WHAT IS to be done with the federal minimum wage — stuck at $7.25 an hour since 2009, with no raise in sight?
One approach is just that: Stay with the status quo, on the theory that a higher minimum wage is a job-killer. As House Speaker John A. Boehner (R-Ohio) has put it, “When you raise the price of employment, guess what happens? You get less of it.”
Backers of a higher minimum acknowledge the potential for job losses but argue that it is minor and more than offset by the benefits to low-income workers and society at large of a raise. In the absence of congressional action, they are pushing for increases at the state and local level (19 states and the District already have minimum wages above the federal level). On Wednesday, California Gov. Jerry Brown (D) signed a bill that will raise the minimum in the nation’s largest state to $10 by 2016.
The U.S. economy needs a national policy, not a patchwork of state and local laws. It’s time for a grand bargain on the federal minimum wage, one that recognizes that both sides in this seemingly endless debate have a point. A decent society can afford neither to price entry-level workers out of jobs nor to leave them completely without leverage in the labor market.

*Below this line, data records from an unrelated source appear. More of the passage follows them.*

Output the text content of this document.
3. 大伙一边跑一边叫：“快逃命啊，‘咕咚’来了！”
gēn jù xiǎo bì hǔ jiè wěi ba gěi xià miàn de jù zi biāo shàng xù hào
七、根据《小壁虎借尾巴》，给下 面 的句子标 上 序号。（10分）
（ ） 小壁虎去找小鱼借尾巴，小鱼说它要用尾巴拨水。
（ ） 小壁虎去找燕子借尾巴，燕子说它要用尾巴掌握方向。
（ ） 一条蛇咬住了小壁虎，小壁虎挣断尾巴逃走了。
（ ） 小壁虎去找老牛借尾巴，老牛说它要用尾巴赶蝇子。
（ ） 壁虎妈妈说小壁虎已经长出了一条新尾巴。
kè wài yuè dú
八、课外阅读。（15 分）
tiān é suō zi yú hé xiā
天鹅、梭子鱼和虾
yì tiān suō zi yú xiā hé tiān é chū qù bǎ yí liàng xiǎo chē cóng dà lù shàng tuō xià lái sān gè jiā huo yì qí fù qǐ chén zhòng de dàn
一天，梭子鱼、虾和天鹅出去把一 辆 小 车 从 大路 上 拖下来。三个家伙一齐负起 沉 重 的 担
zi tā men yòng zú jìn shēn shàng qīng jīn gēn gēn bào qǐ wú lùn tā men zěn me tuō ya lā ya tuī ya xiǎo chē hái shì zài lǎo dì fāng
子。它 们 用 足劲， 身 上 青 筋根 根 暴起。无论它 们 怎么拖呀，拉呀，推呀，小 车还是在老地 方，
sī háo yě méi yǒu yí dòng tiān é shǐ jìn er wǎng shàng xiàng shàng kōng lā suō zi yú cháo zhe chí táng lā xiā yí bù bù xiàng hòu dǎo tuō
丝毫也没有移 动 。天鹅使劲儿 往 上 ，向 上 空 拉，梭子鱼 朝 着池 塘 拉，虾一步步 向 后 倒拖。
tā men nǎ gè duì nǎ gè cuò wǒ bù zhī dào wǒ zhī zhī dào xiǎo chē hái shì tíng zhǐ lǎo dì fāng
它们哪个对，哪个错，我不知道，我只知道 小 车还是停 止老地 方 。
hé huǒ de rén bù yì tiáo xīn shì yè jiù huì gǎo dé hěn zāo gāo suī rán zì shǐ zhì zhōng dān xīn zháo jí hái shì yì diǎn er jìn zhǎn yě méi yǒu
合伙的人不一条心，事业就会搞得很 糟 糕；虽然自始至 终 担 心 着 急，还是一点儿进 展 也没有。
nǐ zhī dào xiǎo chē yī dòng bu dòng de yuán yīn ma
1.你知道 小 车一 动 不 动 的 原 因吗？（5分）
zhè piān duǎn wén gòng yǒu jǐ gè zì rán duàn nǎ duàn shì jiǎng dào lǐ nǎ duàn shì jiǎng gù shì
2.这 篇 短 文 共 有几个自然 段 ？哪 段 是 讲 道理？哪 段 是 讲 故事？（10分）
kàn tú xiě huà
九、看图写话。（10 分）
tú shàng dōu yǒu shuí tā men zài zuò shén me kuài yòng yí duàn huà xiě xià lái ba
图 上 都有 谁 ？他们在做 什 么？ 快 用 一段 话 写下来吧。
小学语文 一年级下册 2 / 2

The first step in reforming the federal minimum wage is to index it to inflation, thus eliminating the need for an act of Congress — and a rehearsal of the shopworn arguments — before every increase. Since there is a national consensus in favor of some minimum wage, if not its precise level, let’s take the politics out of maintaining its purchasing power. Both business and workers would benefit from stability and certainty; a federal minimum that kept up with inflation might also discourage state and local governments from acting separately.
The second step is an increase, to make up for some of the purchasing power that has been lost in recent years. House Democrats want $10.10, which is a return to 1968’s all-time high in real terms; President Obama has suggested $9, the 1981 level. Given GOP opposition, neither is politically feasible.
We propose $8 an hour. This is an easier sell politically — especially since it would be the final boost before inflation-indexing takes over. It makes sense in historical terms as well. Since the establishment of the federal poverty line in 1959, the average income from a full-time job at minimum wage has been two-thirds of that line for a family of four. Eight dollars an hour would restore the wage to that point, in real terms; indexing it to inflation would keep it there. Not a full return to the 1968 peak but significant nonetheless — and better than nothing, which is what workers are getting from Congress now.
The final element of our grand bargain is to augment the earned-income tax credit, a cash supplement to wages that works like a negative income tax. With a strong history of bipartisan support, the credit pays more than $5,300 per year to a family with two children. It rewards work effort, lifts millions out of poverty and has offset much of the minimum wage’s recent stagnation.
In short, our plan shores up low-income wage-earners, removes a perennial irritant from the political system and does no undue harm to work incentives. Any takers?